Non aveva paura di nulla, noi lo guardavamo e prendevamo fiducia … è stato uno dei primi ad interpretare il ruolo del portiere in chiave moderna … In quadro le testimonianze scorrono veloci e la regia alterna sapientemente la storia, la cronaca al novel, a quel romanzo calcistico che ci consegna un’icona in termini di stile e ci fa riflettere, in chiave storica, su un’epoca che ha lasciato memoria e cicatrici.
José René Higuita Zapata nasce in un quartiere povero di Medellìn, in Colombia, e la madre sin da subito si batte per riconoscere al figlio il suo cognome, visto che il padre è sparito. La morte della donna porterà René al primo grande trauma della sua vita e a vivere le fasi della crescita accompagnato dai nonni. Sin da subito il ragazzo, con la sua folta chioma nera e riccia, da del tu al pallone come attaccante e il suo gioco vive di dribbling attraverso un destro educatissimo. Lentamente però il suo raggio di azione in campo retrocede ed eccolo, giovanissimo, debuttare in porta con i Millonarios.
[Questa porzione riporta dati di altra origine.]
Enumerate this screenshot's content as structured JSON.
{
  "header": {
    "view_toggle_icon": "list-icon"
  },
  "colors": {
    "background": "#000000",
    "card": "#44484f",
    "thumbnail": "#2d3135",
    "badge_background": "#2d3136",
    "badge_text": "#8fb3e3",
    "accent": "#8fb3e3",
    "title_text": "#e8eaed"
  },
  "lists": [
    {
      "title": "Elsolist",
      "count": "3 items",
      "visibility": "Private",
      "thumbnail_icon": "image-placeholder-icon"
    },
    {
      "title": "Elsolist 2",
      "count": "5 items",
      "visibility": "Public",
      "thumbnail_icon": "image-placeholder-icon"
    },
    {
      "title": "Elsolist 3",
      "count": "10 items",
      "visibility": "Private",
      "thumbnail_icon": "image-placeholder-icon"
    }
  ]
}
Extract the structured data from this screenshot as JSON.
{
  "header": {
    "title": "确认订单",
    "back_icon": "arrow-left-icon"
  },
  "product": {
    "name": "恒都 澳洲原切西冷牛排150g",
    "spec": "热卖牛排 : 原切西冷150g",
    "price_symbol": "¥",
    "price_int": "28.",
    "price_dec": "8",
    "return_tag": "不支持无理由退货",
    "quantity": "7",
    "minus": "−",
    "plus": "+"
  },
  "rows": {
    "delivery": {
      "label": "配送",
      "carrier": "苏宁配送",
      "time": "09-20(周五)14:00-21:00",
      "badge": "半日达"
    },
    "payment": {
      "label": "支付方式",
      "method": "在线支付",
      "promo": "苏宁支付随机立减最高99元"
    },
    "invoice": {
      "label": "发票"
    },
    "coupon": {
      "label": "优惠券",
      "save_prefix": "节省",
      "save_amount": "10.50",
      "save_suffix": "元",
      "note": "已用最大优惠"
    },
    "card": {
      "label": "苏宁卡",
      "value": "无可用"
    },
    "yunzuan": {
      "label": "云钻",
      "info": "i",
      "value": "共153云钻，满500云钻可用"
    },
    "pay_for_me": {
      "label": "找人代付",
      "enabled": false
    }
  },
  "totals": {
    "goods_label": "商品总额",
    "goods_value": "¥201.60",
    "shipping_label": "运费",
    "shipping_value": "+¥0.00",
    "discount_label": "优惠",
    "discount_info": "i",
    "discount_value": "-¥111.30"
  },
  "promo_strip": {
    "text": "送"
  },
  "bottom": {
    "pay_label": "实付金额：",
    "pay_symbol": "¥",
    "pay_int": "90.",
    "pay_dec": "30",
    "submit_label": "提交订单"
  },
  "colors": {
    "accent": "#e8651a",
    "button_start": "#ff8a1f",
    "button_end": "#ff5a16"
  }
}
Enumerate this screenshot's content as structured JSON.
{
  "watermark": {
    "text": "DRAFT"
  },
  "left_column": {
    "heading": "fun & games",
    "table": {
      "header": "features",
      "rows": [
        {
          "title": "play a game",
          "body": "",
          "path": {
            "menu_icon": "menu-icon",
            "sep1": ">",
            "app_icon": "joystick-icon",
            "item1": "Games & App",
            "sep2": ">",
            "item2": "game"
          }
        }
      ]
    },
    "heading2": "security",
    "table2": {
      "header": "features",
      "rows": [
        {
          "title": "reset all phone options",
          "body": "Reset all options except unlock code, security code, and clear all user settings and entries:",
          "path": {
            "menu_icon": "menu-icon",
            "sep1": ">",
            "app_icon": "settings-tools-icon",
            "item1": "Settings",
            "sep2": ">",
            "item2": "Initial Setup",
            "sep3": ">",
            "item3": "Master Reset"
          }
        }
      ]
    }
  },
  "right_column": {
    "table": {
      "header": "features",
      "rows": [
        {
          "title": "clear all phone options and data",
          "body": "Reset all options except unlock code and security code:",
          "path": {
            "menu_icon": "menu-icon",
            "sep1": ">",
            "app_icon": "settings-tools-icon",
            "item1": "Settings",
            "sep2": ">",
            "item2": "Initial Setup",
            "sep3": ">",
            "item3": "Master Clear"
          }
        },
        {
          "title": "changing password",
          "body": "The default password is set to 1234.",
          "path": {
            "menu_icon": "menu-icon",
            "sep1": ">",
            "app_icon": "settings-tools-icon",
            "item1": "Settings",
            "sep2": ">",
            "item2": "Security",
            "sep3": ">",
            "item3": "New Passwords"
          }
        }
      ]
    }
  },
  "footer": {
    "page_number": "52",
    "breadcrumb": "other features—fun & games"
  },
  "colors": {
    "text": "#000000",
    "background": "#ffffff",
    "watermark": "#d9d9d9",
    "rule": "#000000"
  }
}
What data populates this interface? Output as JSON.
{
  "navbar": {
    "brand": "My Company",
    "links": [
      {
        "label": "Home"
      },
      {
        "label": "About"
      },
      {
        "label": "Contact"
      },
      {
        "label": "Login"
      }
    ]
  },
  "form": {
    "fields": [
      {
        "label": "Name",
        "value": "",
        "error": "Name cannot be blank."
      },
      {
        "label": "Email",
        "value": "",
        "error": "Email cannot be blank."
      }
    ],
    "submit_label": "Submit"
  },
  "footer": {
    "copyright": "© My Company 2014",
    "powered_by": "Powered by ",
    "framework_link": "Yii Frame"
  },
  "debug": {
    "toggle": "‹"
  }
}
Da quel momento inizia la parabola iconica di un atleta capace di reinterpretare il ruolo del portiere.
Con l’Atletico Nacional, sotto la gestione del mago Francisco “Pacho” Maturana, ecco che il nostro diventa uno dei migliori portieri del Sud America e, con la storica Coppa Libertadores vinta nel 1989 e la partecipazione ai mondiali di “Italia 90”, il suo stile di gioco, fatto di una continua ricerca del rischio, diventa internazionale. Higuita, nei momenti in cui la partita lo richiede, si assume la responsabilità di uscire palla al piede, di vivere dinamicamente le varie “stazioni” del terreno di gioco, e tutto ciò diventa linfa, coraggio per i compagni di squadra. La cosiddetta superiorità numerica, mantra del calcio moderno, nasce e si sviluppa anche grazie al suo stile di gioco.
Il cammino di Higuita tuttavia non lascia per strada solo luci viceversa le sue ombre, le sue ambiguità, come l’amicizia con il re della droga Pablo Escobar, portano lo spettatore e ritrovare in quadro un vero e proprio documento storico sulla Colombia degli anni Ottanta e Novanta. Un paese falcidiato dalla lotta al narcotraffico, in cui gli apparati dello stato, corrotti e legati ai cartelli della droga, non riescono a garantire la minima sicurezza nelle varie città.
Il linguaggio del documentario, del bravo regista Luis Ara, somministra ciclicamente le varie interviste al protagonista ed ai suoi compagni di squadra, dal El Pibe Valderrama a Victor Aristizàbal passando per il coach Maturana, con continui rimandi anche al nucleo familiare, dalla moglie ai figli. Una narrazione che non perde mai di ritmo facendo emergere le difficoltà esistenziali di un uomo su un doppio binario di significazione: la solitudine del portiere, che deve prendere decisioni all’ultimo momento, seguendo istinto e coraggio, e la difficoltà dell’uomo nel gestire il successo in un mondo, ambiente spregiudicato e in un periodo storico difficile. Tale cammino porterà il protagonista a conoscere i giorni bui del carcere, a vivere situazioni al limite che diventano metafora, testamento del suo carattere e dell’impossibilità, sotto certi punti di vista, di lasciarsi alle spalle i traumi del passato.
Un documentario di qualità che offre una trasversalità tematica tenendo fermi precisi riferimenti, in termini di linguaggio e ritmo, che non fanno calare mai l’attenzione. Il tutto si ricongiunge al sei settembre 1995, nel tempio di Wembley, nell’attimo in cui Higuita consegna alla storia il gesto tecnico più bello. Il centrocampista Redknapp, posizionato sul centrodestra, scaglia in area un pallone innocuo ed ecco che piomba nel mito il gesto dello scorpione, un attimo in cui il tempo diventa icona e immagine per i posteri. Il tuffo in avanti di Higuita e quelle gambe poderose che danno slancio ai talloni, scaraventando via il pallone, diventano la crasi tra ascesa, caduta e rinascita. Accanto a tale gesto, il nostro consegna alla storia nuove regole per i portieri, che grazie al suo gioco non possono più prendere il pallone con le mani su passaggio del difensore ma debbono rilanciare o far ripartire l’azione con i piedi, come faceva El Loco.
Su Netflix
René Higuita: il colpo dello scorpione (Higuita: El camino del Escorpión) Regia: Luis Ara; sceneggiatura: Luis Ara ; fotografia: Juan Manuel Apolo, Fermin Turban; montaggio: Augustin Fagetti; musiche: Maria Linares Arciniegas; produzione: Netflix; origine: Colombia, 2023; durata: 130 minuti.